The Company announced earlier this year that the Board of Directors had approved a plan to engage in acquisition talks with private companies in the Energy Saving Lighting, Medical Solutions and Energy Drinks industries. Company CEO Michael Zoyes said earlier this month that he had "been discussing with the Board...the idea to open up... acquisition plans to include considering private companies from other spaces as well as the ones we originally agreed upon." The Board of Directors recently resolved to "...allow company management to consider opportunities with companies in any space provided the deal makes fiscal sense and show potential of growth."
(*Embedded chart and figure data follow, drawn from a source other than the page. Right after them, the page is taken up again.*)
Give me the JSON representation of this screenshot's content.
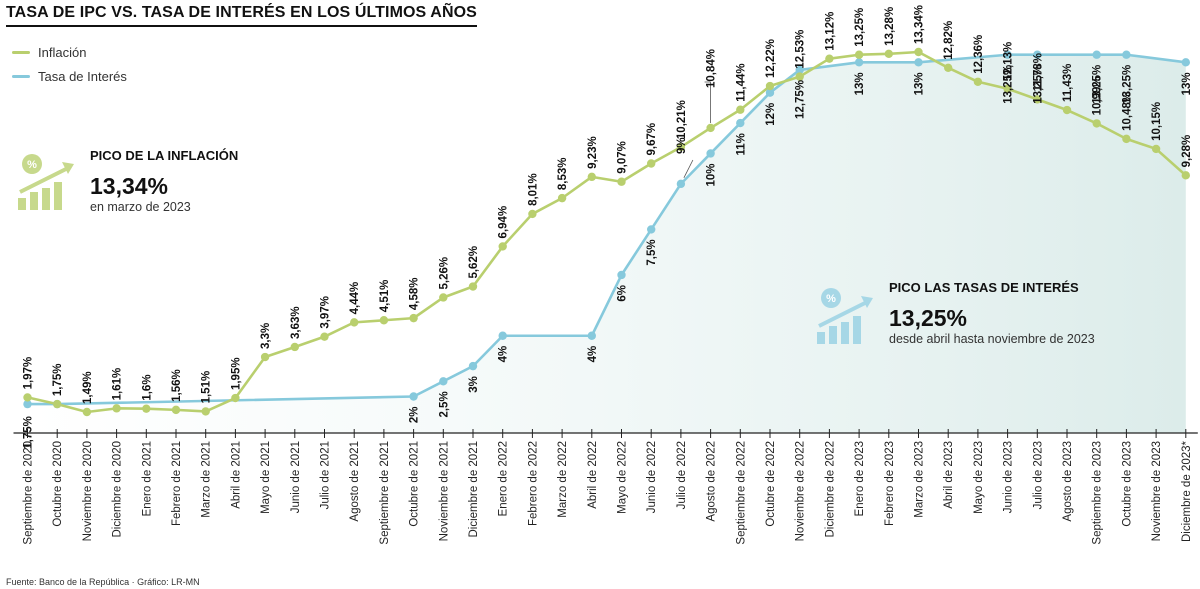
{
  "title": "TASA DE IPC VS. TASA DE INTERÉS EN LOS ÚLTIMOS AÑOS",
  "source": "Fuente: Banco de la República · Gráfico: LR-MN",
  "callouts": {
    "inflation_peak": {
      "title": "PICO DE LA INFLACIÓN",
      "value": "13,34%",
      "subtitle": "en marzo de 2023",
      "icon": "growth-chart-icon"
    },
    "rate_peak": {
      "title": "PICO LAS TASAS DE INTERÉS",
      "value": "13,25%",
      "subtitle": "desde abril hasta noviembre de 2023",
      "icon": "growth-chart-icon"
    }
  },
  "colors": {
    "inflation": "#b9cf6e",
    "rate": "#86c9dc",
    "icon": "#c7d98c",
    "icon_rate": "#a6d7e6",
    "axis": "#222222"
  },
  "chart_data": {
    "type": "line",
    "categories": [
      "Septiembre de 2020",
      "Octubre de 2020",
      "Noviembre de 2020",
      "Diciembre de 2020",
      "Enero de 2021",
      "Febrero de 2021",
      "Marzo de 2021",
      "Abril de 2021",
      "Mayo de 2021",
      "Junio de 2021",
      "Julio de 2021",
      "Agosto de 2021",
      "Septiembre de 2021",
      "Octubre de 2021",
      "Noviembre de 2021",
      "Diciembre de 2021",
      "Enero de 2022",
      "Febrero de 2022",
      "Marzo de 2022",
      "Abril de 2022",
      "Mayo de 2022",
      "Junio de 2022",
      "Julio de 2022",
      "Agosto de 2022",
      "Septiembre de 2022",
      "Octubre de 2022",
      "Noviembre de 2022",
      "Diciembre de 2022",
      "Enero de 2023",
      "Febrero de 2023",
      "Marzo de 2023",
      "Abril de 2023",
      "Mayo de 2023",
      "Junio de 2023",
      "Julio de 2023",
      "Agosto de 2023",
      "Septiembre de 2023",
      "Octubre de 2023",
      "Noviembre de 2023",
      "Diciembre de 2023*"
    ],
    "series": [
      {
        "name": "Inflación",
        "values": [
          1.97,
          1.75,
          1.49,
          1.61,
          1.6,
          1.56,
          1.51,
          1.95,
          3.3,
          3.63,
          3.97,
          4.44,
          4.51,
          4.58,
          5.26,
          5.62,
          6.94,
          8.01,
          8.53,
          9.23,
          9.07,
          9.67,
          10.21,
          10.84,
          11.44,
          12.22,
          12.53,
          13.12,
          13.25,
          13.28,
          13.34,
          12.82,
          12.36,
          12.13,
          11.78,
          11.43,
          10.99,
          10.48,
          10.15,
          9.28
        ],
        "labels": [
          "1,97%",
          "1,75%",
          "1,49%",
          "1,61%",
          "1,6%",
          "1,56%",
          "1,51%",
          "1,95%",
          "3,3%",
          "3,63%",
          "3,97%",
          "4,44%",
          "4,51%",
          "4,58%",
          "5,26%",
          "5,62%",
          "6,94%",
          "8,01%",
          "8,53%",
          "9,23%",
          "9,07%",
          "9,67%",
          "10,21%",
          "10,84%",
          "11,44%",
          "12,22%",
          "12,53%",
          "13,12%",
          "13,25%",
          "13,28%",
          "13,34%",
          "12,82%",
          "12,36%",
          "12,13%",
          "11,78%",
          "11,43%",
          "10,99%",
          "10,48%",
          "10,15%",
          "9,28%"
        ]
      },
      {
        "name": "Tasa de Interés",
        "values": [
          1.75,
          1.75,
          null,
          null,
          null,
          null,
          null,
          null,
          null,
          null,
          null,
          null,
          null,
          2,
          2.5,
          3,
          4,
          null,
          null,
          4,
          6,
          7.5,
          9,
          10,
          11,
          12,
          12.75,
          null,
          13,
          null,
          13,
          null,
          null,
          13.25,
          13.25,
          null,
          13.25,
          13.25,
          null,
          13
        ],
        "labels": [
          "1,75%",
          null,
          null,
          null,
          null,
          null,
          null,
          null,
          null,
          null,
          null,
          null,
          null,
          "2%",
          "2,5%",
          "3%",
          "4%",
          null,
          null,
          "4%",
          "6%",
          "7,5%",
          "9%",
          "10%",
          "11%",
          "12%",
          "12,75%",
          null,
          "13%",
          null,
          "13%",
          null,
          null,
          "13,25%",
          "13,25%",
          null,
          "13,25%",
          "13,25%",
          null,
          "13%"
        ]
      }
    ],
    "ylim": [
      0,
      14
    ]
  }
}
Since that resolution Company President Zoyes has met with numerous interested parties in several different industries. "The gaming deal is still very much alive," said Mr. Zoyes. "I am very excited about it...as I have mentioned the potential is huge...but there are a lot of moving parts...we need to finish our due diligence...should not be much longer...but in the meantime this SEO deal just sort of fell in our lap. It is neat and clean and has tremendous potential. It is really quite a bit more than your run of the mill SEO program. This team has integrated SEO with a Pay Per Click PPC program...creating a hybrid that actually gets measurable results that begin occurring right away, which is indicative of PPC, and allows for the SEO advertising to grow organically, with a boost here and there... and it can be scaled across several price points. Of course the management team comes with the deal. These guys have done what appears to be a superb job at creating their package and they are geared for bundling the package on a wholesale basis to resellers as well as presenting a brown bag version for retail sale."
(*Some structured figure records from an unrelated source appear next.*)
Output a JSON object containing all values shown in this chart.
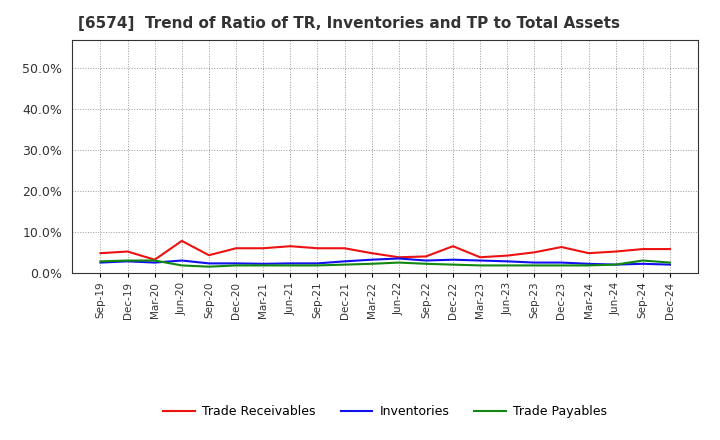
{
  "title": "[6574]  Trend of Ratio of TR, Inventories and TP to Total Assets",
  "x_labels": [
    "Sep-19",
    "Dec-19",
    "Mar-20",
    "Jun-20",
    "Sep-20",
    "Dec-20",
    "Mar-21",
    "Jun-21",
    "Sep-21",
    "Dec-21",
    "Mar-22",
    "Jun-22",
    "Sep-22",
    "Dec-22",
    "Mar-23",
    "Jun-23",
    "Sep-23",
    "Dec-23",
    "Mar-24",
    "Jun-24",
    "Sep-24",
    "Dec-24"
  ],
  "trade_receivables": [
    0.048,
    0.052,
    0.032,
    0.078,
    0.043,
    0.06,
    0.06,
    0.065,
    0.06,
    0.06,
    0.048,
    0.038,
    0.04,
    0.065,
    0.038,
    0.042,
    0.05,
    0.063,
    0.048,
    0.052,
    0.058,
    0.058
  ],
  "inventories": [
    0.025,
    0.028,
    0.025,
    0.03,
    0.023,
    0.023,
    0.022,
    0.023,
    0.023,
    0.028,
    0.032,
    0.035,
    0.03,
    0.032,
    0.03,
    0.028,
    0.025,
    0.025,
    0.022,
    0.02,
    0.022,
    0.02
  ],
  "trade_payables": [
    0.028,
    0.03,
    0.03,
    0.018,
    0.015,
    0.018,
    0.018,
    0.018,
    0.018,
    0.02,
    0.022,
    0.025,
    0.022,
    0.02,
    0.018,
    0.018,
    0.018,
    0.018,
    0.018,
    0.02,
    0.03,
    0.025
  ],
  "tr_color": "#EE1111",
  "inv_color": "#1111EE",
  "tp_color": "#118811",
  "ylim": [
    0.0,
    0.57
  ],
  "yticks": [
    0.0,
    0.1,
    0.2,
    0.3,
    0.4,
    0.5
  ],
  "background_color": "#FFFFFF",
  "plot_bg_color": "#FFFFFF",
  "title_color": "#333333",
  "legend_labels": [
    "Trade Receivables",
    "Inventories",
    "Trade Payables"
  ]
}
The "gaming company" that Mr. Zoyes was referring to is an internet gaming company that the Company announced earlier this month was a potential acquisition target. As Mr. Zoyes said, "This deal is still very much alive." The company continues to be very optimistic about the future.
About Hi Score
Hi Score Corporation is a supplier of eco-friendly lighting products in the Western Hemisphere. It offers its customers the fiscal and ecological practicality of utilizing safe, efficient, solid state green lighting rather than conventional fluorescent and incandescent bulbs. The Company offers the widest selection of high quality, long lasting LED lighting products that that can replace existing incandescent, fluorescent and halogen bulbs as well as compact fluorescent lights. Additionally the Company offers Compact Fluorescent and Halogen Lighting under its EcoGreenBulb and REPCO Labels, respectively. The Company sells its products directly to distributors, consumers, businesses as well as to municipalities. In August of 2012 the Company resolved to explore acquisition of other profitable private companies in the Energy Saving Lighting as well as in the Medical Solutions and Energy Drinks Industries. In October of 2012 the company expanded its exploration horizons to include opportunities with companies in any space provided the deal makes fiscal sense and shows potential of growth.
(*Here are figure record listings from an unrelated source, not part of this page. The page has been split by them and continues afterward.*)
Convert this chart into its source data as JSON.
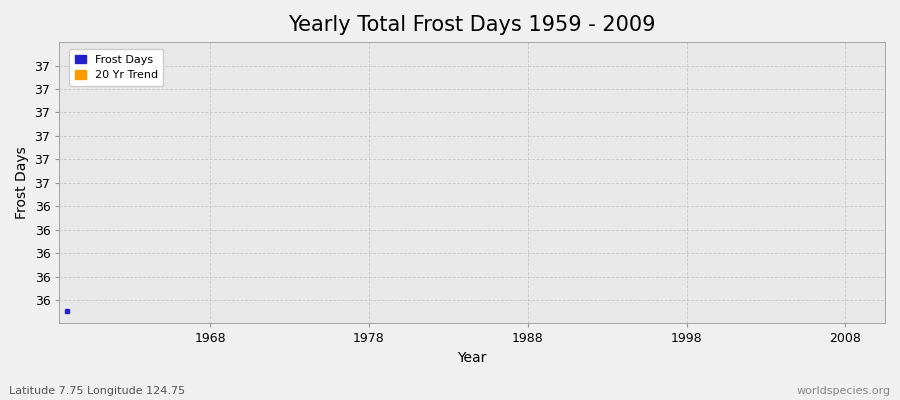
{
  "title": "Yearly Total Frost Days 1959 - 2009",
  "xlabel": "Year",
  "ylabel": "Frost Days",
  "fig_bg_color": "#f0f0f0",
  "plot_bg_color": "#e8e8e8",
  "grid_color": "#c8c8c8",
  "frost_days_color": "#2222cc",
  "trend_color": "#ff9900",
  "xlim": [
    1958.5,
    2010.5
  ],
  "ylim_min": 35.85,
  "ylim_max": 37.42,
  "n_yticks": 11,
  "ytick_labels": [
    "36",
    "36",
    "36",
    "36",
    "36",
    "37",
    "37",
    "37",
    "37",
    "37",
    "37"
  ],
  "xticks": [
    1968,
    1978,
    1988,
    1998,
    2008
  ],
  "data_x": [
    1959
  ],
  "data_y": [
    35.92
  ],
  "legend_labels": [
    "Frost Days",
    "20 Yr Trend"
  ],
  "legend_colors": [
    "#2222cc",
    "#ff9900"
  ],
  "annotation_left": "Latitude 7.75 Longitude 124.75",
  "annotation_right": "worldspecies.org",
  "title_fontsize": 15,
  "axis_label_fontsize": 10,
  "tick_fontsize": 9,
  "annotation_fontsize": 8
}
Safe Harbor Statement: This release includes "forward-looking statements" within the meaning of Section 27A of the Securities Act of 1933, as amended, and Section 21E of the Securities Exchange Act of 1934 that are based upon assumptions that in the future may prove not to have been accurate and are subject to significant risks and uncertainties, including statements as to the future performance of the company and the risks and uncertainties detailed from time to time in reports filed by the company with the Securities and Exchange Commission. Although the company believes that the expectations reflected in its forward-looking statements are reasonable, it can give no assurance that such expectations or any of its forward-looking statements will prove to be correct. Factors that could cause results to differ include, but are not limited to, the company's ability to raise necessary financing, retention of key personnel, timely delivery of inventory from the company's contract manufacturers, timely product development, product acceptance, and the impact of competitive services and products, in addition to general economic risks and uncertainties.